Marc had always been a misfit, the smallest kid in his class and socially inept. The only child of a single mother, he led a lonely life, constantly avoiding interaction with everyone. He was useless at sports and anything the slightest bit artistic. He only succeeded in school because he could remember facts and figures and reproduce them without effort on tests.

In high school and university, he focused on acquiring technical qualifications that he could translate into a well-paying job with minimal interaction with other people. He was well on his way to accomplishing that goal when disaster struck. A fire burned down his childhood home with his mother trapped inside.

“Arson,” said the fire inspector.

The overnight fire in an enclave of tightly packed hovels spread to seven other houses and killed three small children. The manhunt for the arsonist responsible for four deaths led the police to the father Marc never knew.

Marc was an emotional wreck from the moment an enterprising reporter located him and started asking questions. He ended up blaming himself for abandoning his mother when he went away to university sixteen months earlier.

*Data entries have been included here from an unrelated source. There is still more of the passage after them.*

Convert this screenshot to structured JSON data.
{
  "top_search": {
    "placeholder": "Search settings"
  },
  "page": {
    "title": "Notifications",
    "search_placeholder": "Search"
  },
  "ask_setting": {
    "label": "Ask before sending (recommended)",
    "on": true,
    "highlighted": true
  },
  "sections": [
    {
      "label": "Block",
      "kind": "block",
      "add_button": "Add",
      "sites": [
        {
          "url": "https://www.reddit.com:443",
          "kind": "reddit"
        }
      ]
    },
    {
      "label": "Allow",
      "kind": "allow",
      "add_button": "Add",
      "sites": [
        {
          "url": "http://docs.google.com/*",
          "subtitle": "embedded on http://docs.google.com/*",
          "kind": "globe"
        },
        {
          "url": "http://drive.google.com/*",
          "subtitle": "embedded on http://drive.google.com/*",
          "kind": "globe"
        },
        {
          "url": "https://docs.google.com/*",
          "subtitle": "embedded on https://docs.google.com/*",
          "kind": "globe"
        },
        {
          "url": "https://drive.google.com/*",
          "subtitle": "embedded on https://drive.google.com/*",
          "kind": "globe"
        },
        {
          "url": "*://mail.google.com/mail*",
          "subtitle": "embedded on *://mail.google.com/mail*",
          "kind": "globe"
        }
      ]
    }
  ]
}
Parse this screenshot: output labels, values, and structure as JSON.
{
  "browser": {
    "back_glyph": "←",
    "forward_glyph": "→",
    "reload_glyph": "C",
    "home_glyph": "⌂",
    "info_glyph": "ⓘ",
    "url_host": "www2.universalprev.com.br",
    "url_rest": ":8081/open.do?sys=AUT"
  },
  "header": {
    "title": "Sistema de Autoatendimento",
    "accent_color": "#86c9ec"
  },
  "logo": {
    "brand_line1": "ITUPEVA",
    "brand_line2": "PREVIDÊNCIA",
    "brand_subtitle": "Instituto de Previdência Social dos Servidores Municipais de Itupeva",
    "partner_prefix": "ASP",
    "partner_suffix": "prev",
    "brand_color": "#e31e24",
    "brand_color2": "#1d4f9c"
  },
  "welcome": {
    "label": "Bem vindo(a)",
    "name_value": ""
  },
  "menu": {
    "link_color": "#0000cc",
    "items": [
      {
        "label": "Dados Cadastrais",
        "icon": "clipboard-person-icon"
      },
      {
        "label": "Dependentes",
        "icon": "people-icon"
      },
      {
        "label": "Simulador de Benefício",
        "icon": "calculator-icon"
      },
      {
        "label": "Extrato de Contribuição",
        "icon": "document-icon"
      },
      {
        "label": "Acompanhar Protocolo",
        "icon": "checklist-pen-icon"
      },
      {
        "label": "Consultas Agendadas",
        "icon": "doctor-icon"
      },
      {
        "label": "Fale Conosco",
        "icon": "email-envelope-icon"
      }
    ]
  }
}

Irrational thoughts he was responsible for the deaths of four people also tormented him. The realization his father set the fire was the final straw. He couldn’t take it. He couldn’t focus on his studies. His life spiralled out of control.

He abandoned his studies, took a menial job as a warehouseman to keep the wolf from the door and his mind off his torments, and disappeared from public view. Unknown address, no internet, no phone—complete isolation while he worked through his demons.

He worked eight hours a day, six days a week. On Sundays, he visited the public library and caught on the news. After six months of this self-imposed regimen, he decided his trauma really was over. Time to restart his life and re-register for the university year he’d abandoned when everything went so badly wrong.

A month later, he was still working at the warehouse and piling up the funds that would ease his next year as a student, but he was no longer as invisible. The university had his address and a phone number that would reach him, and he’d re-established his access to the internet.

That’s all it took. One day, she appeared shortly after he got home from work. A woman with a shell as hard as an armadillo’s who insisted she was his half-sister. She claimed their father had also killed her mother, and she wanted him to join with her in a scheme to benefit from their fugitive father’s notoriety.

He couldn’t do it. He didn’t possess the tough persona one needed to pull off such a stunt. He couldn’t join her crusade, but one thing was clear. His difficulties weren’t over. His demons were back. Once again, he was precariously perched at the edge of a precipice, staring into the abyss.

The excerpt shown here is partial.